Stir-bar-sorptive extraction with liquid desorption followed by large-volume injection and capillary gas chromatography coupled to mass spectrometry in selected ion monitoring acquisition mode (SBSE-LD/LVI-GC-MS(SIM)) has been developed to monitor ultra-traces of four musks (celestolide (ADBI), galaxolide (HHCB), tonalide (AHTN) and musk ketone (MK)) in environmental water matrices. Instrumental calibration (LVI-GC-MS(SIM)) and experimental conditions that could affect the SBSE-LD efficiency are discussed. Assays performed on 30-mL water samples spiked at 200 ng L(-1) under optimized experimental conditions yielded recoveries ranging from 83.7 ± 8.1% (MK) to 107.6 ± 10.8% (HHCB).
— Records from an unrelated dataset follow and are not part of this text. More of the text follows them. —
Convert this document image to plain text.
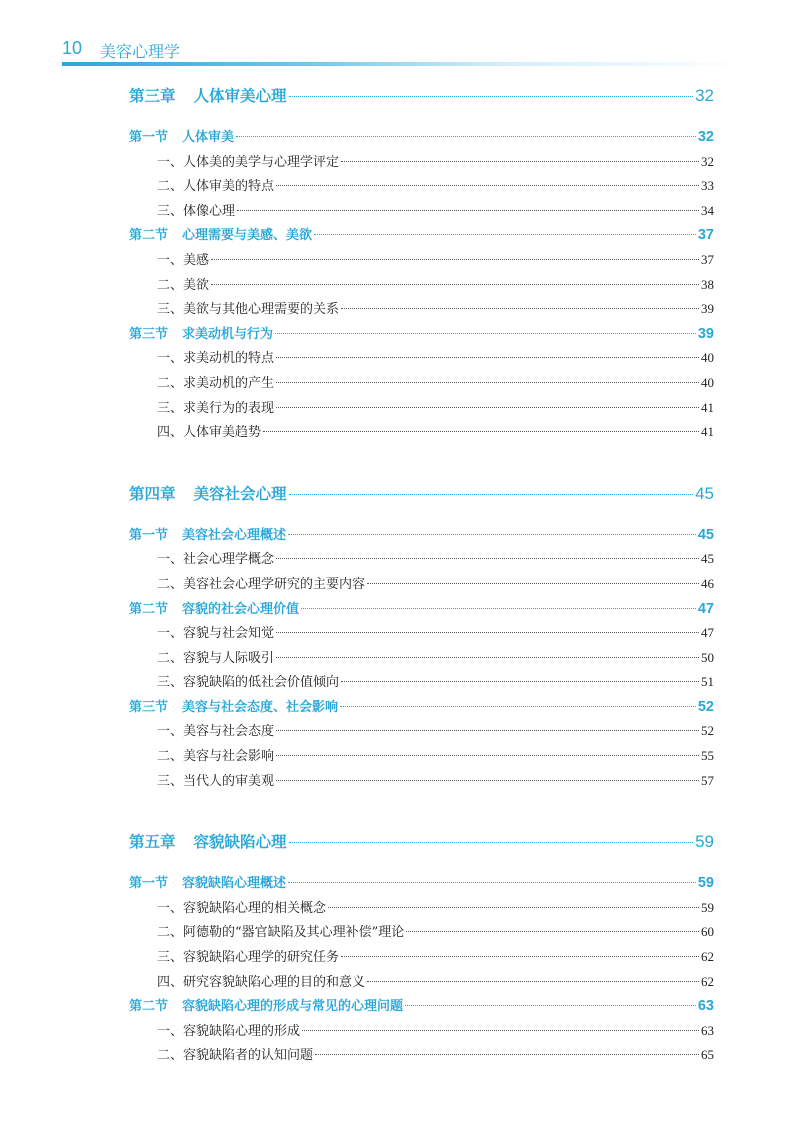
10 美容心理学
第三章 人体审美心理	32
第一节 人体审美	32
一、人体美的美学与心理学评定	32
二、人体审美的特点	33
三、体像心理	34
第二节 心理需要与美感、美欲	37
一、美感	37
二、美欲	38
三、美欲与其他心理需要的关系	39
第三节 求美动机与行为	39
一、求美动机的特点	40
二、求美动机的产生	40
三、求美行为的表现	41
四、人体审美趋势	41
第四章 美容社会心理	45
第一节 美容社会心理概述	45
一、社会心理学概念	45
二、美容社会心理学研究的主要内容	46
第二节 容貌的社会心理价值	47
一、容貌与社会知觉	47
二、容貌与人际吸引	50
三、容貌缺陷的低社会价值倾向	51
第三节 美容与社会态度、社会影响	52
一、美容与社会态度	52
二、美容与社会影响	55
三、当代人的审美观	57
第五章 容貌缺陷心理	59
第一节 容貌缺陷心理概述	59
一、容貌缺陷心理的相关概念	59
二、阿德勒的“器官缺陷及其心理补偿”理论	60
三、容貌缺陷心理学的研究任务	62
四、研究容貌缺陷心理的目的和意义	62
第二节 容貌缺陷心理的形成与常见的心理问题	63
一、容貌缺陷心理的形成	63
二、容貌缺陷者的认知问题	65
Furthermore, the experimental data were in very good agreement with predicted theoretical equilibria described by octanol-water partition coefficients (K (PDMS/W) ≈ K (O/W)). The methodology also showed excellent linear dynamic ranges for the four musks studied, with correlation coefficients higher than 0.9961, limits of detection and quantification between 12 and 19 ng L(-1) and between 41 and 62 ng L(-1), respectively, and suitable precision (< 20%). Application of this method for analysis of the musks in real water matrices such as tap, river, sea, and urban wastewater samples resulted in convenient selectivity, high sensitivity and accuracy using the standard addition methodology. The proposed method (SBSE-LD/LVI-GC-MS(SIM)) was shown to be feasible and sensitive, with a low-sample volume requirement, for determination of musk compounds in environmental water matrices at the ultra-trace level, overcoming several disadvantages presented by other sample-preparation techniques.